令和の囲碁界牽引する許家元新十段 攻めの棋風、休日はアウトドア派

囲碁の「大和ハウス杯 第59期十段戦五番勝負」(産経新聞社主催)を3勝2敗で制した許家元(きょ・かげん)十段(23)にとって、七大タイトル獲得は平成30年の碁聖以来、2つめの栄冠だった。
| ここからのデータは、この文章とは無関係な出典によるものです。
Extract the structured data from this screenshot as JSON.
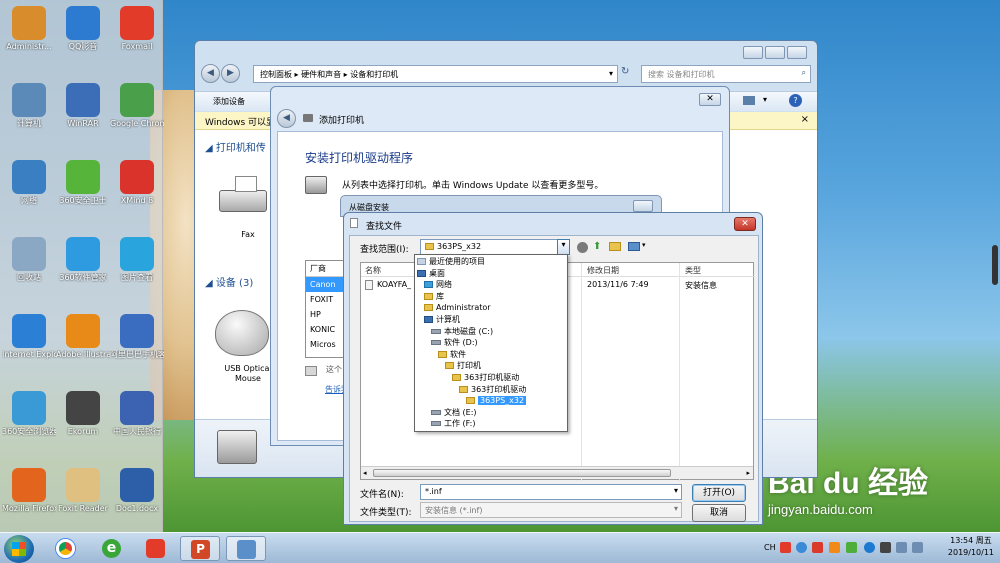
{
  "desktop": {
    "icons": [
      {
        "label": "Administr...",
        "color": "#d98c2b"
      },
      {
        "label": "QQ影音",
        "color": "#2d7bd1"
      },
      {
        "label": "Foxmail",
        "color": "#e23b2a"
      },
      {
        "label": "计算机",
        "color": "#5c8ab8"
      },
      {
        "label": "WinRAR",
        "color": "#3c6db7"
      },
      {
        "label": "Google Chrome",
        "color": "#4aa04a"
      },
      {
        "label": "网络",
        "color": "#3a7fc1"
      },
      {
        "label": "360安全卫士",
        "color": "#57b43a"
      },
      {
        "label": "XMind 8",
        "color": "#d9332b"
      },
      {
        "label": "回收站",
        "color": "#8aa8c4"
      },
      {
        "label": "360软件管家",
        "color": "#2e9be0"
      },
      {
        "label": "图片查看",
        "color": "#2aa4dd"
      },
      {
        "label": "Internet Explorer",
        "color": "#2b7fd4"
      },
      {
        "label": "Adobe Illustrato...",
        "color": "#e88a18"
      },
      {
        "label": "阿里巴巴手机客户端",
        "color": "#3a6cc0"
      },
      {
        "label": "360安全浏览器",
        "color": "#3a9ad6"
      },
      {
        "label": "Ekorum",
        "color": "#444444"
      },
      {
        "label": "中国人民银行",
        "color": "#3b63b1"
      },
      {
        "label": "Mozilla Firefox",
        "color": "#e2641d"
      },
      {
        "label": "Foxit Reader",
        "color": "#e0c080"
      },
      {
        "label": "Doc1.docx",
        "color": "#2c5fa8"
      }
    ]
  },
  "watermark": {
    "brand": "Bai du 经验",
    "url": "jingyan.baidu.com"
  },
  "explorer": {
    "path": [
      "控制面板",
      "硬件和声音",
      "设备和打印机"
    ],
    "search_placeholder": "搜索 设备和打印机",
    "cmd_add_device": "添加设备",
    "notice_text": "Windows 可以显",
    "section_printers": "打印机和传",
    "printer_label": "Fax",
    "section_devices": "设备 (3)",
    "device_label": "USB Optical Mouse"
  },
  "wizard": {
    "title": "添加打印机",
    "heading": "安装打印机驱动程序",
    "description": "从列表中选择打印机。单击 Windows Update 以查看更多型号。",
    "mfr_header": "厂商",
    "manufacturers": [
      "Canon",
      "FOXIT",
      "HP",
      "KONIC",
      "Micros"
    ],
    "note_text": "这个",
    "note_link": "告诉我"
  },
  "disk_dialog": {
    "title": "从磁盘安装"
  },
  "find_dialog": {
    "title": "查找文件",
    "lookin_label": "查找范围(I):",
    "lookin_value": "363PS_x32",
    "columns": {
      "name": "名称",
      "date": "修改日期",
      "type": "类型"
    },
    "file": {
      "name": "KOAYFA_",
      "date": "2013/11/6 7:49",
      "type": "安装信息"
    },
    "filename_label": "文件名(N):",
    "filename_value": "*.inf",
    "filetype_label": "文件类型(T):",
    "filetype_value": "安装信息 (*.inf)",
    "open_button": "打开(O)",
    "cancel_button": "取消"
  },
  "dropdown": {
    "items": [
      {
        "label": "最近使用的项目",
        "indent": 0,
        "icon": "recent-icon"
      },
      {
        "label": "桌面",
        "indent": 0,
        "icon": "desktop-icon"
      },
      {
        "label": "网络",
        "indent": 1,
        "icon": "network-icon"
      },
      {
        "label": "库",
        "indent": 1,
        "icon": "library-icon"
      },
      {
        "label": "Administrator",
        "indent": 1,
        "icon": "user-folder-icon"
      },
      {
        "label": "计算机",
        "indent": 1,
        "icon": "computer-icon"
      },
      {
        "label": "本地磁盘 (C:)",
        "indent": 2,
        "icon": "drive-icon"
      },
      {
        "label": "软件 (D:)",
        "indent": 2,
        "icon": "drive-icon"
      },
      {
        "label": "软件",
        "indent": 3,
        "icon": "folder-icon"
      },
      {
        "label": "打印机",
        "indent": 4,
        "icon": "folder-icon"
      },
      {
        "label": "363打印机驱动",
        "indent": 5,
        "icon": "folder-icon"
      },
      {
        "label": "363打印机驱动",
        "indent": 6,
        "icon": "folder-icon"
      },
      {
        "label": "363PS_x32",
        "indent": 7,
        "icon": "folder-icon",
        "selected": true
      },
      {
        "label": "文档 (E:)",
        "indent": 2,
        "icon": "drive-icon"
      },
      {
        "label": "工作 (F:)",
        "indent": 2,
        "icon": "drive-icon"
      }
    ]
  },
  "taskbar": {
    "lang": "CH",
    "time": "13:54 周五",
    "date": "2019/10/11"
  }
}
対局相手の芝野虎丸王座(21)、一力遼(いちりき・りょう)天元(23)=碁聖=と並んで〝令和三人衆〟として囲碁界を牽引する存在だ。

「台湾で囲碁を教えてもらった先生からも連絡がきて、『お母さんと電話で話したら涙声だったよ』って。僕との会話では、そんな素振りもなかったのに」。許十段はタイトル奪取を決めた4月28日の対局後、祝福の電話やメールが殺到した状況を振り返った。

囲碁を始めたのは、台北市に住んでいた4歳のころ。3つ上の兄が通う囲碁教室へ、アマ有段者の父に連れられていった。ルールも知らないのに他の子供に出題された詰め碁問題に正答、素質を見込まれ通うように。深夜までインターネット対局するくらいのめりこんだ。
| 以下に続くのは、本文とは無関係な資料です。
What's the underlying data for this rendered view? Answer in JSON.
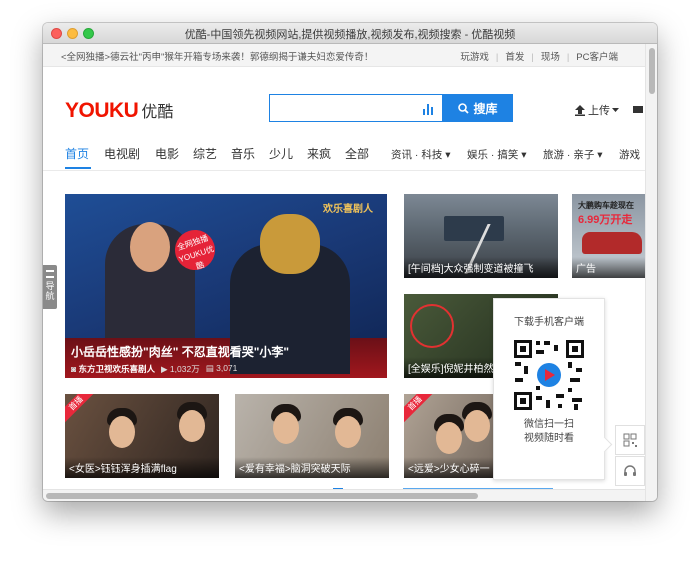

台湾出身で十段4連覇の実績がある王立誠九段を介し高林拓二七段を紹介され、小学校卒業とともに来日。言葉が通じずつらかったが、プロを目指し単身乗り込んだ日本から逃げ出すわけにはいかなかった。幸い、中学校の教室には週に1度、通訳が派遣され授業を解説してくれた。師匠のもとに集まったプロ志望生も、囲碁用語だけでなくさまざまな日本語を教えてくれた。「初めに覚えたのは『ありがとう』と『いただきます』。『ごちそうさま』は台湾では使わなかったので新鮮でした」

恩師、父の死

同時期(22年10月)に日本棋院の院生になった芝野王座に先んじて、25年に15歳で入段した。しかし直後に、父を肝臓がんで亡くす。まだ58歳だった。令和元年、碁聖の防衛戦の最中には、師匠の高林七段も亡くす。病院嫌いで、転移した大腸がんのため余命わずかとなったとき、自宅に集まった門下生は「人間性も磨いて、立派な棋士になりなさい」と告げられた。

今回の五番勝負は、午前中2時間半のうちに50~60手も進むスピード進行だった。人工知能(AI)搭載ソフトを駆使し、序盤に出現しそうな手順は互いに研究済み。各3時間の考慮時間を、展開が難しくなる中・終盤以降に残しておこうとの考えは大半の棋士が頭に入れるが、つい消費しがち。日ごろの勉強成果を発表するように呼吸があった進行に、許十段は「打っていて楽しかった」と語る。

休日は行動派

地方を列車で旅したり、山に登ったりするのが好きな行動派だが、新型コロナウイルス感染症が拡大するなかでは、自宅で動画配信を鑑賞するのがせいぜい。料理する機会も増えカレーやチャーハンなどをよく作った。ただ「具材の量とか調理時間をメモするわけではないので、味はいつもバラバラ」と囲碁でみせる緻密さはないよう。

一方、囲碁に取り組む姿勢は、生真面目そのもの。

「勝ったその日はうれしくて浮かれていましたけど翌日、冷静になったら〝別に棋力が上がったわけじゃないんだ〟と思い、すぐ勉強を始めました」

第一人者である井山三冠を追う許十段ら令和三人衆。十段や天元の七大タイトル獲得がある結城聡九段は「許さんも芝野さんも、今の局面を鋭く、先の展開を深いところまで読めることが持ち味。攻めるのが好きな棋風も共通しているので、今回の五番勝負のように激しい戦いになる」と見立てる。